Ahmedur Rahman Shovon, University of Chicago Illinois
Seminar
CELS seminar graphic featuring the title and date.

The emergence of exascale computing, driven largely by GPU acceleration, has transformed high-performance computing (HPC). Declarative languages like Datalog naturally benefit from this evolution, using simple recursive rules compiled efficiently into GPU-optimized relational algebra operations. Unlike SQL, Datalog iteratively executes queries until a fixed-point is reached, ideal for graph mining, deductive databases, and program analysis. Existing engines such as SLOG, LogicBlox, and Soufflé target multi-core architectures and lack support for multi-node, multi-GPU environments.
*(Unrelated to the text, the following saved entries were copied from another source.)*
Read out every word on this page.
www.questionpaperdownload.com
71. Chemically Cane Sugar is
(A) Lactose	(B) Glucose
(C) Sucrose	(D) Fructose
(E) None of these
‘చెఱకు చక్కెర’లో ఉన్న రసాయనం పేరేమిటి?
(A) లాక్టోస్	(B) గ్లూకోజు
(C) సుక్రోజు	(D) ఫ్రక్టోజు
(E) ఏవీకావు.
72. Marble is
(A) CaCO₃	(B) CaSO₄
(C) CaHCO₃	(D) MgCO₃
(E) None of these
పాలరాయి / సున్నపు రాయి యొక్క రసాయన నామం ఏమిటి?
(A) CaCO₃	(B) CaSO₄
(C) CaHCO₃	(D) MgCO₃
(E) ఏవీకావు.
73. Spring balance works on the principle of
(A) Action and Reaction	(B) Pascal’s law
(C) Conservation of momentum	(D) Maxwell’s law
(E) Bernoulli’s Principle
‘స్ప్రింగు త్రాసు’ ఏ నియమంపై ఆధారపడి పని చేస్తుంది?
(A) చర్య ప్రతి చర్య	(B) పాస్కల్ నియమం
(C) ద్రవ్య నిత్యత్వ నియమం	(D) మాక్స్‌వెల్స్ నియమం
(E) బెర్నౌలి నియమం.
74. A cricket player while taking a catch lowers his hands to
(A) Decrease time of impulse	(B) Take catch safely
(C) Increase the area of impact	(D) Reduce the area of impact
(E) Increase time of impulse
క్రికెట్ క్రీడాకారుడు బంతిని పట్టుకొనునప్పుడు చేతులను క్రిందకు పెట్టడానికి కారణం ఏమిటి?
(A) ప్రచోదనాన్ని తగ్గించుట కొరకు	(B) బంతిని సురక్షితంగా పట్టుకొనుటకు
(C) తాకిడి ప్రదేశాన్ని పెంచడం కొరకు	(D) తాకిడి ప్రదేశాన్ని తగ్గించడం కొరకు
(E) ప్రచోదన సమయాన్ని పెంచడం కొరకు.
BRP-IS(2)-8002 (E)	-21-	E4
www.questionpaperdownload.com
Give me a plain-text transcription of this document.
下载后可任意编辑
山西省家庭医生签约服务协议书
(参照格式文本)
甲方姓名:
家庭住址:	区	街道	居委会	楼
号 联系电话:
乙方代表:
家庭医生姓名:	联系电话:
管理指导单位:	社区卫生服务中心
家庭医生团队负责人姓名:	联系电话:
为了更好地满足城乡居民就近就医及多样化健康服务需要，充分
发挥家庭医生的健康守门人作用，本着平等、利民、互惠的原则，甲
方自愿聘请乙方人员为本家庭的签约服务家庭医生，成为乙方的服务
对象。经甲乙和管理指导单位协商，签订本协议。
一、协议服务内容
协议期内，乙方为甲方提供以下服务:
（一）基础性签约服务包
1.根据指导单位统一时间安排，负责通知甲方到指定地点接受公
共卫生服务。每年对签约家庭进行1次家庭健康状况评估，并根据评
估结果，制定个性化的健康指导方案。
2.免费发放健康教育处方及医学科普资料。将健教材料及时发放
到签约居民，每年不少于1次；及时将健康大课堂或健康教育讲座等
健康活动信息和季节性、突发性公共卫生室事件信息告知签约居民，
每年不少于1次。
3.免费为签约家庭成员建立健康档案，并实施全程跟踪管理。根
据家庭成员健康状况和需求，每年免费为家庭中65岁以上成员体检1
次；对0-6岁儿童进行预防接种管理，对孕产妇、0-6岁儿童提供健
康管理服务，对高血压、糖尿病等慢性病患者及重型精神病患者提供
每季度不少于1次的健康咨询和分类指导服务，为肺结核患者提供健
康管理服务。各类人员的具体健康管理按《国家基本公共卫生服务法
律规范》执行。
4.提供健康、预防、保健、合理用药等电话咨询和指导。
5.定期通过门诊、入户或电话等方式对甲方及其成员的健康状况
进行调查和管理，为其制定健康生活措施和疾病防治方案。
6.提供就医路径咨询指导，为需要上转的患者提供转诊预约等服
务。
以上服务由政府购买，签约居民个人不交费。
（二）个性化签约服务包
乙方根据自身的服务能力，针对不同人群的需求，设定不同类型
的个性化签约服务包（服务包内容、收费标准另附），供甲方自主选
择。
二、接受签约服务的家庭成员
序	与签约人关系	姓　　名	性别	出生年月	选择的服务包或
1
Our research addresses this gap by developing the first multi-GPU, multi-node Datalog engine, combining CUDA for intra-node parallelism with MPI for inter-node communication. We introduce GPU-parallel implementations of relational joins, scalable recursive aggregation, and novel iterative all-to-all communication strategies. Evaluations on Argonne’s Polaris supercomputer achieved speedups up to 32× over state-of-the-art distributed Datalog engines, highlighting potential expansions into domains such as topological data analysis and visual analytics establishing a foundation for declarative analytics on future HPC platforms.